Septembre 2001. Quatre copains anglais Ruhel, Asif, Shafiq et Monir habitant à Tipton se rendent au Pakistan (leur terre d’origine) pour célébrer le mariage d’un de leur ami et prendre quelques jours de vacances. Des jeunes qui partent en virée, à l’aventure, comme tant d’autres.
Ici malheureusement le voyage s’avère dramatique, l’histoire bascule dans l’horreur. Un concours de circonstances hasardeuses et la bande de copains se retrouve pris au piège en plein cœur du bombardement américain post 11 septembre qui ravagea les villages talibans en Afghanistan. Peu de temps après ils sont arrêtés par l’armée américaine et envoyés en prison à Guantanamo Bay à Cuba.
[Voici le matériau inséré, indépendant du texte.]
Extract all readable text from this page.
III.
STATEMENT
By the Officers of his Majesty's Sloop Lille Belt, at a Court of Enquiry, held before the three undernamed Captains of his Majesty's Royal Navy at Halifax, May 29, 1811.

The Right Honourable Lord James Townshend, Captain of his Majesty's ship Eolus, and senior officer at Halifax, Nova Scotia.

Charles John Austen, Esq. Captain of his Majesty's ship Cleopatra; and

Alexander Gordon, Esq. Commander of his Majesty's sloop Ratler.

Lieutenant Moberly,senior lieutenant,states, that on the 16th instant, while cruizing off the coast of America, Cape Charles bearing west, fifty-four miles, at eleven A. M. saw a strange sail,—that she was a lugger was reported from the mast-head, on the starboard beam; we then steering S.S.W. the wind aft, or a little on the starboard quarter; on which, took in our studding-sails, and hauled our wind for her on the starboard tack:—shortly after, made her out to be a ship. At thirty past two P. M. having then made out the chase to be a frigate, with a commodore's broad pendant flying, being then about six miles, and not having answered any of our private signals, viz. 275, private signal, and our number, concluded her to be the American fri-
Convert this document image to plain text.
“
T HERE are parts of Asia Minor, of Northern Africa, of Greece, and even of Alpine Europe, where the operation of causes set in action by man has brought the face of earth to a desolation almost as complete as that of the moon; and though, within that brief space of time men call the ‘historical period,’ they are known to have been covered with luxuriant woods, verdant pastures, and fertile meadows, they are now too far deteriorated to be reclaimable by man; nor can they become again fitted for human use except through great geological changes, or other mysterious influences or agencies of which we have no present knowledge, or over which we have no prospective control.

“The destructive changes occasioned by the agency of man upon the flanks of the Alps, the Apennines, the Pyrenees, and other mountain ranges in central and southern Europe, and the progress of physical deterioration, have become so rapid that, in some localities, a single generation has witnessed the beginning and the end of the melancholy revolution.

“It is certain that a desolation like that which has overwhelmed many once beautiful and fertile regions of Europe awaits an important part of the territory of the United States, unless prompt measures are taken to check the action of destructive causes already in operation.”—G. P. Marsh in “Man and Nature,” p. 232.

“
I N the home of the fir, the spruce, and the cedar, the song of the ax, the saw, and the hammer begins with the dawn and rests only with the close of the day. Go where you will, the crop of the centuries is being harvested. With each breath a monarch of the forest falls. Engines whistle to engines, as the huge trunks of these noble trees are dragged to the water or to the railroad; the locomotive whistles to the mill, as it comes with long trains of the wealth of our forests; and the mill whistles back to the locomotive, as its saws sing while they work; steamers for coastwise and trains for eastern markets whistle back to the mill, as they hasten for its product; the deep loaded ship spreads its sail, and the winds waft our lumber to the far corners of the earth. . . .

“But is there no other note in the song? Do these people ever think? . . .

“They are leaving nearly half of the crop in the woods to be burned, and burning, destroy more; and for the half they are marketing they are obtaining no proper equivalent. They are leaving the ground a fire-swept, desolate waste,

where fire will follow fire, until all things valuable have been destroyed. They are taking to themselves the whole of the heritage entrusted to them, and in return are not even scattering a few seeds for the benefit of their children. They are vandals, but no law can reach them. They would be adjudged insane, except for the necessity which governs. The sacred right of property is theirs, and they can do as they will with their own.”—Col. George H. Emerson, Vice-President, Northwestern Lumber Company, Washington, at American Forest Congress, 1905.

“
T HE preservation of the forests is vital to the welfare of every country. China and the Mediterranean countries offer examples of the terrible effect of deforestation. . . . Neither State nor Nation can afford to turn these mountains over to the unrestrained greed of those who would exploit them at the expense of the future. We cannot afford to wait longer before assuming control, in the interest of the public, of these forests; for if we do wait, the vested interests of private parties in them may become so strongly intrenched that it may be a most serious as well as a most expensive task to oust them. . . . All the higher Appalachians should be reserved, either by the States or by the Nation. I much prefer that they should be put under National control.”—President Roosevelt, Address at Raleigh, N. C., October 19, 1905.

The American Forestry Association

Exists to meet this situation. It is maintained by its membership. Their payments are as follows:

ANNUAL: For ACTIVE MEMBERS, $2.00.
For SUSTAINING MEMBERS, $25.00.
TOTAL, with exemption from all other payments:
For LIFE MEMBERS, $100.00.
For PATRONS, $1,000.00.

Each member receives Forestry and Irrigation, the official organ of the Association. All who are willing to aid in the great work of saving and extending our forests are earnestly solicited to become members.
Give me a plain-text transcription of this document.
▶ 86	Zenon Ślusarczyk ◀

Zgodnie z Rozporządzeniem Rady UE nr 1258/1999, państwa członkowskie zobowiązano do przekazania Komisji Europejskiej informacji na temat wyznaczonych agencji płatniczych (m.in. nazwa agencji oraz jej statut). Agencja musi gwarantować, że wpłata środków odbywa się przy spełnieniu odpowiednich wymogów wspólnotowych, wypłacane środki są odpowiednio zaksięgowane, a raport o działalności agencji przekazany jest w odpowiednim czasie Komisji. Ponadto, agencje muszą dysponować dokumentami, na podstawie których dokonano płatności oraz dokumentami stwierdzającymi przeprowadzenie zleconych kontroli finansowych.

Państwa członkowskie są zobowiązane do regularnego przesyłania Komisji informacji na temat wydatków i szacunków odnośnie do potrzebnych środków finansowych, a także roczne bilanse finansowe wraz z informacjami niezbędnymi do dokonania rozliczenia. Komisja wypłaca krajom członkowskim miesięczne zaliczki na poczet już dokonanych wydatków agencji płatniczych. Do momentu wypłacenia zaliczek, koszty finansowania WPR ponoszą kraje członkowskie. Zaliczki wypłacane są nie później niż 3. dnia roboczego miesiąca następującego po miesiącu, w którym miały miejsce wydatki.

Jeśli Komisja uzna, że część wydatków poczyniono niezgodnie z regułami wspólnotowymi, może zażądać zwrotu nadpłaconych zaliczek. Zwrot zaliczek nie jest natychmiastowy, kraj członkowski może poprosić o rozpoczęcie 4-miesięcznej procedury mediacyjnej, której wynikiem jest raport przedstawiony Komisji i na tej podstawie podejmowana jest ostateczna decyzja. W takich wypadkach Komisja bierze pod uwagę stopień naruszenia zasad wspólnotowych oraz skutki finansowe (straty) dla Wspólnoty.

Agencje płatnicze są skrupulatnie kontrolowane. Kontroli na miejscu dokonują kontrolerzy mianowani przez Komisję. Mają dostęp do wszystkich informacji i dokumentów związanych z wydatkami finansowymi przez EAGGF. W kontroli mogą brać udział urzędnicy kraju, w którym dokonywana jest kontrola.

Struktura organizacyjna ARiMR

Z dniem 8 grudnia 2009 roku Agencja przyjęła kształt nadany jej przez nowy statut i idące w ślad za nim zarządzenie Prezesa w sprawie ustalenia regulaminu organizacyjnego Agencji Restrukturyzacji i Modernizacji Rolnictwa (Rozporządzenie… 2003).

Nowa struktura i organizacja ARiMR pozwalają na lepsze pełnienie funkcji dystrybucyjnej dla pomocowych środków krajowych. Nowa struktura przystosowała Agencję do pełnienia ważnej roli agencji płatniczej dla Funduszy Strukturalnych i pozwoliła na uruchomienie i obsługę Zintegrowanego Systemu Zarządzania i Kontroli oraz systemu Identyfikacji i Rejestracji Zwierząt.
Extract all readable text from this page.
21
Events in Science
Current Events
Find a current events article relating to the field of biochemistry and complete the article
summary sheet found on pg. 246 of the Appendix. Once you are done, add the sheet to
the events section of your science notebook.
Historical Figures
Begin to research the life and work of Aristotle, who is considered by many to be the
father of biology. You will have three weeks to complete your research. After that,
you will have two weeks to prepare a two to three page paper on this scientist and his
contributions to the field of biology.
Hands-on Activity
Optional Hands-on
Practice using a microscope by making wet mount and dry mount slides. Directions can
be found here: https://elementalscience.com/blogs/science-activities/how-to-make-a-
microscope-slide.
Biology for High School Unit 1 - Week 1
Ils y passeront plus de deux ans dans des conditions inhumaines de détention. L’un d’entre eux ne reviendra jamais de ce périple. Otages de l’Histoire, victime du hasard, ils deviennent le symbole de ce que le destin peut infliger à ceux qui ont le malheur d’être à la mauvaise place au mauvais moment.
Michael Winterbottom a entendu parler pour la première fois de ces trois anglais tout simplement par la presse qui les a surnommé les «Trois de Tipton». Il s’agit d’une histoire vraie. Par l’intermédiaire de l’avocat de ces 3 jeunes, il a pu les rencontrer et ils se sont interessé au projet d’en faire un film. Winterbottom a enregistré des heures et des heures de témoignage. Ce qui a retenu son attention c’est « qu’aucun d’entre eux n’était particulièrement porté sur la religion ou sur la politique. Tout cela est arrivé à trois personnes ordinaires, tout à fait normales, qui se sont trouvés embarquées dans des événements impensables (…) A Guantanamo on enferme de dangereux terroristes pro Ben Laden or ces trois garçons n’avaient vraiment rien d’extraordinaire et se souciaient peu de ces questions ». Pour mieux révéler ce paradoxe insensé, Winterbottom a laissé entièrement libres les trois jeunes de raconter les faits tels qu’ils s’en souviennent. Le réalisateur a voulu essentiellement livrer un témoignage.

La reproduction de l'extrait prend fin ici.